National representative Tim McLaughlin of the American Federation of Government Employees District 2 has been hearing from dozens of those workers:
“A lot of the calls we’re getting are from young people, single mothers, things of that nature. Terrified. Concerned about their ability to pay their bills. How are they going to explain to their landlords, the power company, the water company that they’re still working, but they’re not getting paid?”
“They’re feeling terrible about the whole thing. They’re feeling like they’re being used as pawns in a political game.”
Senate Democrats, who gave Republicans enough votes to pass a federal spending plan back in March, say they’re not buckling this time. They’re demanding that Republicans agree to extend Affordable Care Act (ACA) subsidies which are set to expire at the end of the year, saying that insurance premiums will otherwise skyrocket for millions.
“Republicans are refusing to address the healthcare crisis that they have created,” explains Rep.
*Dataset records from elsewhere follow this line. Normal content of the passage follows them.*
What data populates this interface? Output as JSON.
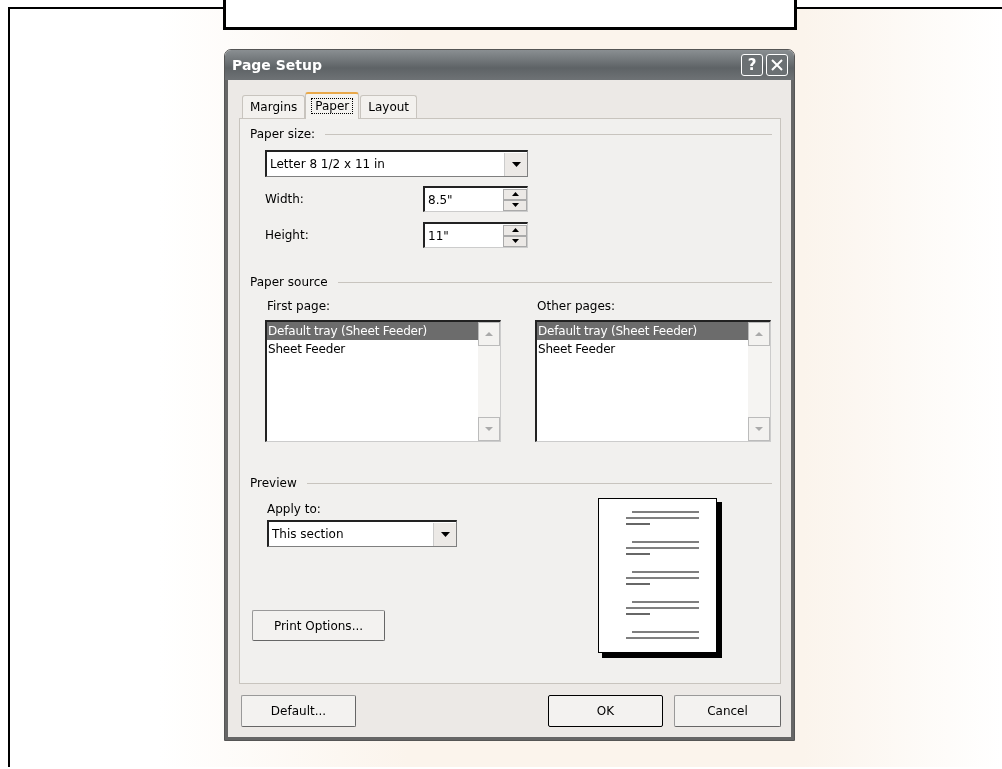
{
  "window": {
    "title": "Page Setup",
    "help_label": "?"
  },
  "tabs": [
    {
      "label": "Margins",
      "selected": false
    },
    {
      "label": "Paper",
      "selected": true
    },
    {
      "label": "Layout",
      "selected": false
    }
  ],
  "paper_size": {
    "label": "Paper size:",
    "select": {
      "value": "Letter 8 1/2 x 11 in"
    },
    "fields": [
      {
        "label": "Width:",
        "value": "8.5\""
      },
      {
        "label": "Height:",
        "value": "11\""
      }
    ]
  },
  "paper_source": {
    "label": "Paper source",
    "lists": [
      {
        "label": "First page:",
        "items": [
          {
            "text": "Default tray (Sheet Feeder)",
            "selected": true
          },
          {
            "text": "Sheet Feeder",
            "selected": false
          }
        ]
      },
      {
        "label": "Other pages:",
        "items": [
          {
            "text": "Default tray (Sheet Feeder)",
            "selected": true
          },
          {
            "text": "Sheet Feeder",
            "selected": false
          }
        ]
      }
    ]
  },
  "preview": {
    "label": "Preview",
    "apply_to": {
      "label": "Apply to:",
      "value": "This section"
    },
    "print_options_button": "Print Options..."
  },
  "buttons": [
    {
      "label": "Default...",
      "kind": "left"
    },
    {
      "label": "OK",
      "kind": "default"
    },
    {
      "label": "Cancel",
      "kind": "normal"
    }
  ]
}
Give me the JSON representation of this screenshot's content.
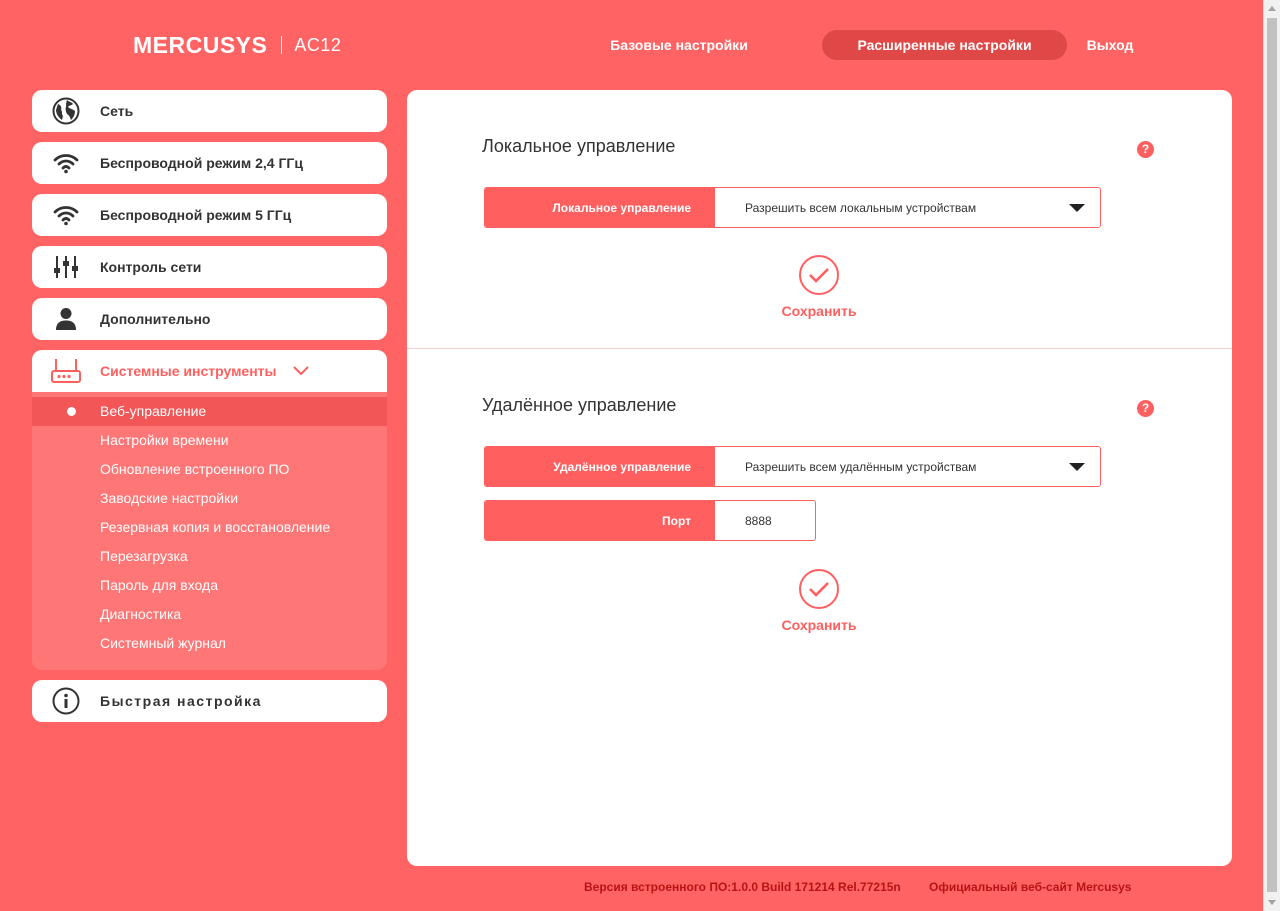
{
  "header": {
    "brand": "MERCUSYS",
    "model": "AC12",
    "nav": {
      "basic": "Базовые настройки",
      "advanced": "Расширенные настройки",
      "logout": "Выход"
    }
  },
  "sidebar": {
    "items": [
      {
        "label": "Сеть",
        "icon": "globe-icon"
      },
      {
        "label": "Беспроводной режим 2,4 ГГц",
        "icon": "wifi-icon"
      },
      {
        "label": "Беспроводной режим 5 ГГц",
        "icon": "wifi-icon"
      },
      {
        "label": "Контроль сети",
        "icon": "sliders-icon"
      },
      {
        "label": "Дополнительно",
        "icon": "user-icon"
      },
      {
        "label": "Системные инструменты",
        "icon": "router-icon"
      }
    ],
    "submenu": [
      "Веб-управление",
      "Настройки времени",
      "Обновление встроенного ПО",
      "Заводские настройки",
      "Резервная копия и восстановление",
      "Перезагрузка",
      "Пароль для входа",
      "Диагностика",
      "Системный журнал"
    ],
    "quick_setup": "Быстрая настройка"
  },
  "local": {
    "title": "Локальное управление",
    "field_label": "Локальное управление",
    "field_value": "Разрешить всем локальным устройствам",
    "save": "Сохранить"
  },
  "remote": {
    "title": "Удалённое управление",
    "field_label": "Удалённое управление",
    "field_value": "Разрешить всем удалённым устройствам",
    "port_label": "Порт",
    "port_value": "8888",
    "save": "Сохранить"
  },
  "help": "?",
  "footer": {
    "version": "Версия встроенного ПО:1.0.0 Build 171214 Rel.77215n",
    "site": "Официальный веб-сайт Mercusys"
  },
  "colors": {
    "background": "#ff6363",
    "accent": "#ff5f5f",
    "submenu": "#ff7676",
    "selected": "#f25656",
    "footer_text": "#b81414"
  }
}
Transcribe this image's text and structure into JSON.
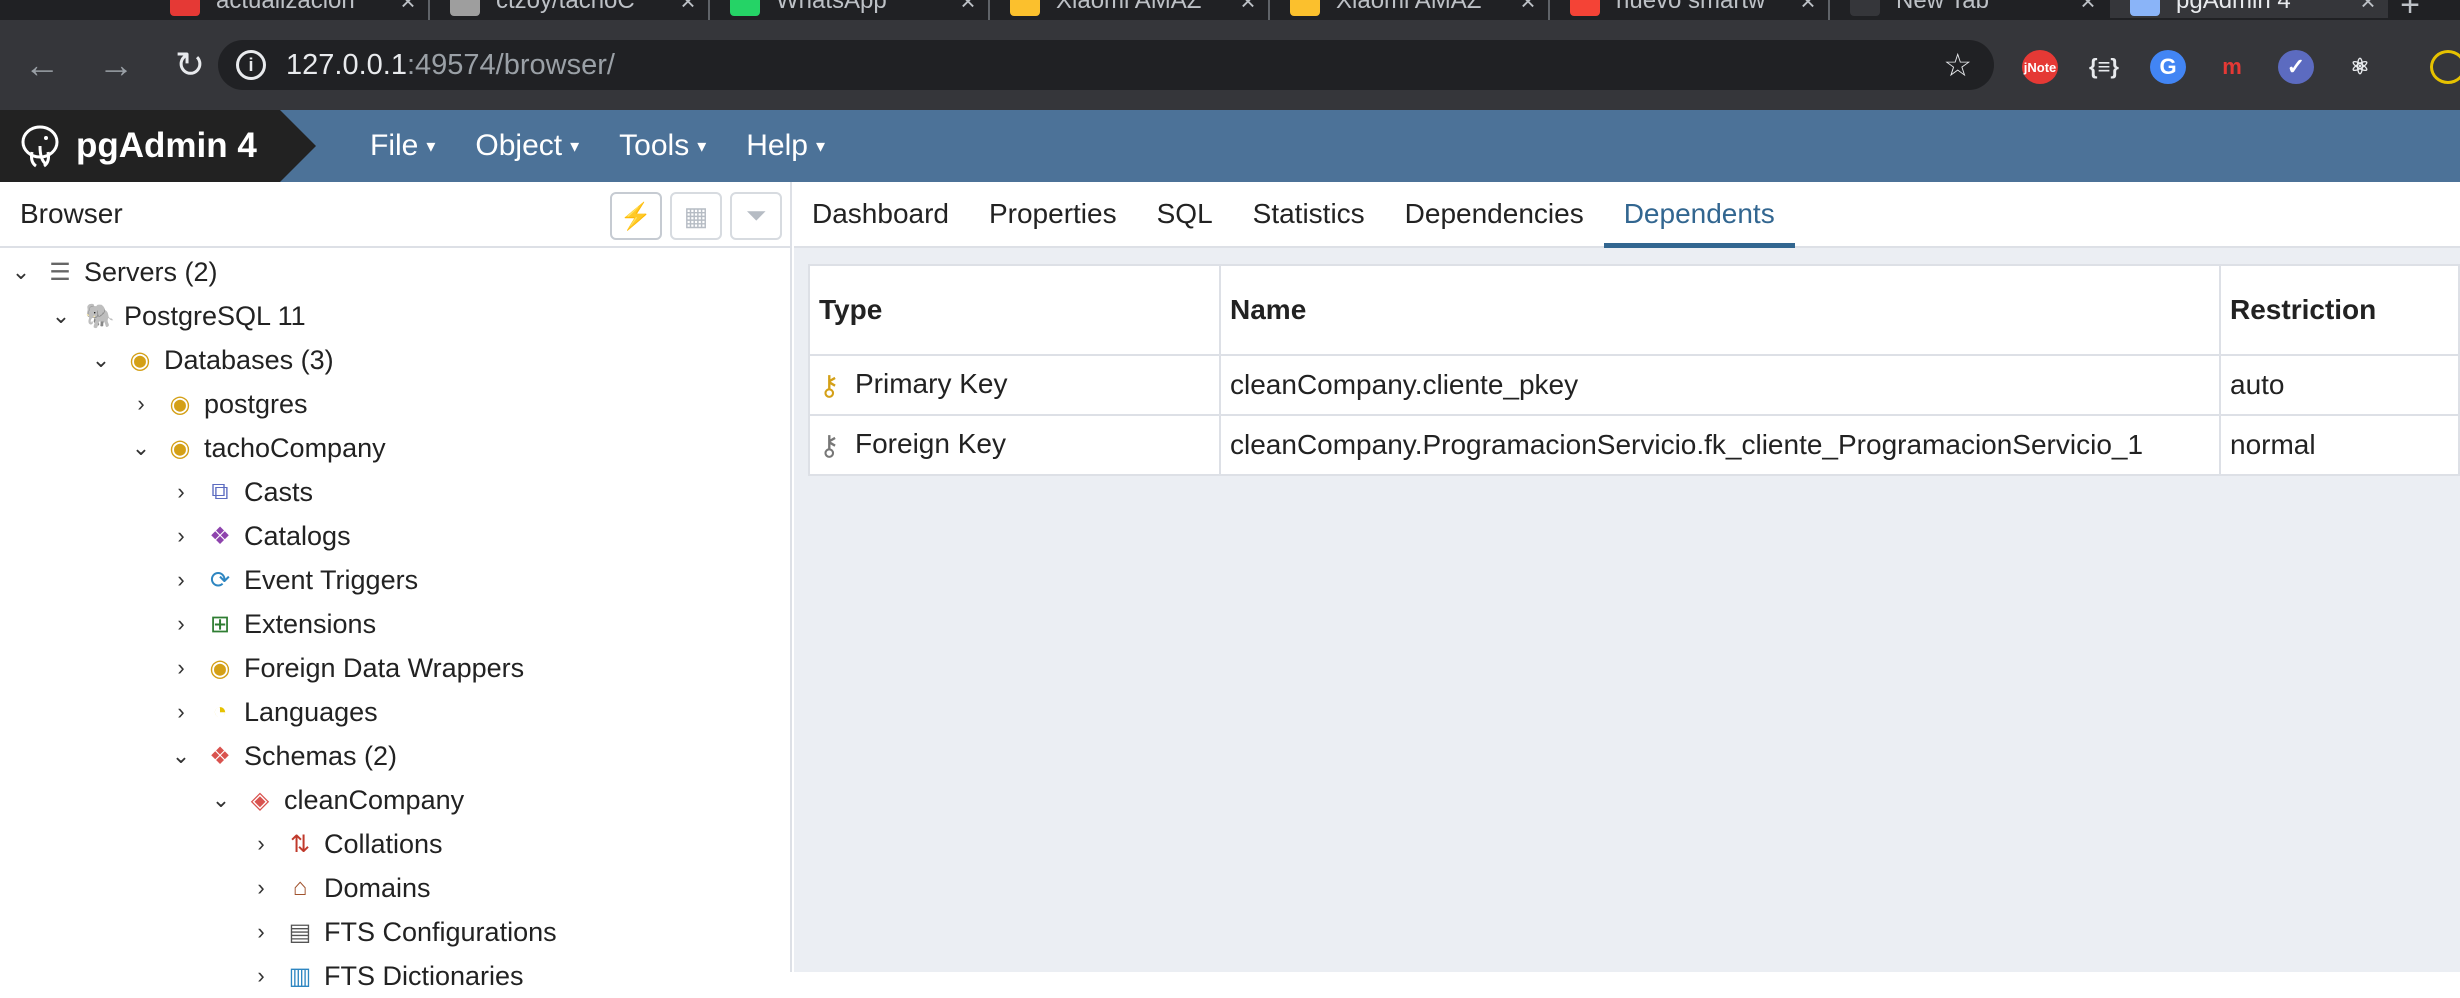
{
  "browser": {
    "tabs": [
      {
        "title": "actualizacion",
        "favicon_color": "#e53935"
      },
      {
        "title": "ctzoy/tachoC",
        "favicon_color": "#9e9e9e"
      },
      {
        "title": "WhatsApp",
        "favicon_color": "#25d366"
      },
      {
        "title": "Xiaomi AMAZ",
        "favicon_color": "#fbc02d"
      },
      {
        "title": "Xiaomi AMAZ",
        "favicon_color": "#fbc02d"
      },
      {
        "title": "nuevo smartw",
        "favicon_color": "#f44336"
      },
      {
        "title": "New Tab",
        "favicon_color": "#35363a"
      },
      {
        "title": "pgAdmin 4",
        "favicon_color": "#8ab4f8"
      }
    ],
    "url_host": "127.0.0.1",
    "url_rest": ":49574/browser/",
    "extensions": [
      {
        "label": "jNote",
        "color": "#ffffff",
        "bg": "#e53935"
      },
      {
        "label": "{≡}",
        "color": "#e8eaed",
        "bg": "transparent"
      },
      {
        "label": "G",
        "color": "#ffffff",
        "bg": "#4285f4"
      },
      {
        "label": "m",
        "color": "#e53935",
        "bg": "transparent"
      },
      {
        "label": "✓",
        "color": "#ffffff",
        "bg": "#5c6bc0"
      },
      {
        "label": "⚛",
        "color": "#e8eaed",
        "bg": "transparent"
      }
    ]
  },
  "app": {
    "brand": "pgAdmin 4",
    "menu": [
      "File",
      "Object",
      "Tools",
      "Help"
    ]
  },
  "browser_panel": {
    "title": "Browser",
    "tree": [
      {
        "label": "Servers (2)",
        "level": 0,
        "chevron": "⌄",
        "icon": "servers-icon",
        "glyph": "☰",
        "color": "#666"
      },
      {
        "label": "PostgreSQL 11",
        "level": 1,
        "chevron": "⌄",
        "icon": "postgresql-server-icon",
        "glyph": "🐘",
        "color": "#336791"
      },
      {
        "label": "Databases (3)",
        "level": 2,
        "chevron": "⌄",
        "icon": "databases-icon",
        "glyph": "◉",
        "color": "#d4a017"
      },
      {
        "label": "postgres",
        "level": 3,
        "chevron": "›",
        "icon": "database-icon",
        "glyph": "◉",
        "color": "#d4a017"
      },
      {
        "label": "tachoCompany",
        "level": 3,
        "chevron": "⌄",
        "icon": "database-icon",
        "glyph": "◉",
        "color": "#d4a017"
      },
      {
        "label": "Casts",
        "level": 4,
        "chevron": "›",
        "icon": "casts-icon",
        "glyph": "⧉",
        "color": "#5c6bc0"
      },
      {
        "label": "Catalogs",
        "level": 4,
        "chevron": "›",
        "icon": "catalogs-icon",
        "glyph": "❖",
        "color": "#8e44ad"
      },
      {
        "label": "Event Triggers",
        "level": 4,
        "chevron": "›",
        "icon": "event-triggers-icon",
        "glyph": "⟳",
        "color": "#2e86c1"
      },
      {
        "label": "Extensions",
        "level": 4,
        "chevron": "›",
        "icon": "extensions-icon",
        "glyph": "⊞",
        "color": "#2e7d32"
      },
      {
        "label": "Foreign Data Wrappers",
        "level": 4,
        "chevron": "›",
        "icon": "foreign-data-wrappers-icon",
        "glyph": "◉",
        "color": "#d4a017"
      },
      {
        "label": "Languages",
        "level": 4,
        "chevron": "›",
        "icon": "languages-icon",
        "glyph": "◔",
        "color": "#e6c200"
      },
      {
        "label": "Schemas (2)",
        "level": 4,
        "chevron": "⌄",
        "icon": "schemas-icon",
        "glyph": "❖",
        "color": "#d9534f"
      },
      {
        "label": "cleanCompany",
        "level": 5,
        "chevron": "⌄",
        "icon": "schema-icon",
        "glyph": "◈",
        "color": "#d9534f"
      },
      {
        "label": "Collations",
        "level": 6,
        "chevron": "›",
        "icon": "collations-icon",
        "glyph": "⇅",
        "color": "#c0392b"
      },
      {
        "label": "Domains",
        "level": 6,
        "chevron": "›",
        "icon": "domains-icon",
        "glyph": "⌂",
        "color": "#a0522d"
      },
      {
        "label": "FTS Configurations",
        "level": 6,
        "chevron": "›",
        "icon": "fts-configurations-icon",
        "glyph": "▤",
        "color": "#555"
      },
      {
        "label": "FTS Dictionaries",
        "level": 6,
        "chevron": "›",
        "icon": "fts-dictionaries-icon",
        "glyph": "▥",
        "color": "#2e86c1"
      }
    ]
  },
  "content_panel": {
    "tabs": [
      "Dashboard",
      "Properties",
      "SQL",
      "Statistics",
      "Dependencies",
      "Dependents"
    ],
    "active_tab": "Dependents",
    "columns": [
      "Type",
      "Name",
      "Restriction"
    ],
    "rows": [
      {
        "type": "Primary Key",
        "icon": "primary-key-icon",
        "icon_color": "#d4a017",
        "name": "cleanCompany.cliente_pkey",
        "restriction": "auto"
      },
      {
        "type": "Foreign Key",
        "icon": "foreign-key-icon",
        "icon_color": "#777777",
        "name": "cleanCompany.ProgramacionServicio.fk_cliente_ProgramacionServicio_1",
        "restriction": "normal"
      }
    ]
  }
}
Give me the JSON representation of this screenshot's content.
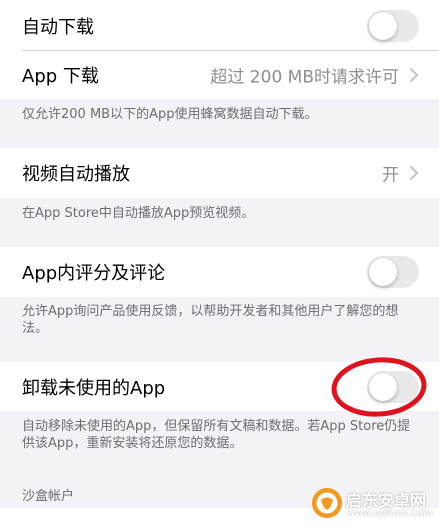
{
  "rows": {
    "auto_download": {
      "label": "自动下载",
      "toggle_on": false
    },
    "app_download": {
      "label": "App 下载",
      "value": "超过 200 MB时请求许可"
    },
    "app_download_footer": "仅允许200 MB以下的App使用蜂窝数据自动下载。",
    "video_autoplay": {
      "label": "视频自动播放",
      "value": "开"
    },
    "video_autoplay_footer": "在App Store中自动播放App预览视频。",
    "ratings_reviews": {
      "label": "App内评分及评论",
      "toggle_on": false
    },
    "ratings_reviews_footer": "允许App询问产品使用反馈，以帮助开发者和其他用户了解您的想法。",
    "offload_apps": {
      "label": "卸载未使用的App",
      "toggle_on": false
    },
    "offload_apps_footer": "自动移除未使用的App，但保留所有文稿和数据。若App Store仍提供该App，重新安装将还原您的数据。",
    "sandbox_header": "沙盒帐户"
  },
  "colors": {
    "background": "#f2f2f7",
    "cell": "#ffffff",
    "secondary_text": "#8e8e93",
    "footer_text": "#6d6d72",
    "toggle_off": "#e9e9eb",
    "annotation": "#e0121e",
    "watermark_orange": "#f39a1e"
  },
  "watermark": {
    "name": "启东安卓网",
    "url": "www.qdfuns.com"
  }
}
Rosa DeLauro (D-CT3). “The premiums are going to go up exponentially without the (ACA) subsidies.”
22 million Americans depend on the ACA subsidies, including about 150 thousand Connecticut residents.
But Republicans, led by President Trump, have refused to negotiate that point, with DeLauro realizing that this week’s limited talks are not like negotiating with prior Republican administrations:
“We’re fighting for the bipartisan solution, and I’ve negotiated appropriations bills in the past with my Republican colleagues, we’ve been able to do it. Why? Because the interest was being able to provide services to the American people.”
McLaughlin has a big-picture concern about the continued quality of those government services, given that the Trump Administration has thinned out the federal workforce even before the shutdown. Vital agencies have been diminished, including those covering food inspections and nuclear safety.
“A lot of good, qualified people are leaving the government, or they’re not coming at all,” says McLaughlin. “At some point, something’s going to break somewhere, and I just hope that nobody gets hurt.”
The personnel depletion at federal agencies could soon speed up dramatically. Reaching beyond expected shutdown furloughs, President Trump has threatened mass layoffs from an administration that has, from its inception, threatened to inflict trauma on the federal workforce.
On Tuesday, Trump threatened retribution, saying a shutdown could include “cutting vast numbers of people out, cutting things that they like, cutting programs that they like.”
“Shutdowns are one thing. We’ve had multiple shutdowns over the course of the last couple of decades,” adds McLaughlin. “But just to add to that pain, now you have the current administration saying we’re going to ‘take it out’ on federal workers. I don’t care what kind of business you’re in… it’s completely unacceptable. You don’t use federal employees as pawns in your political games. That’s not in the best interest of the country.”
Material from the Associated Press was used in this report.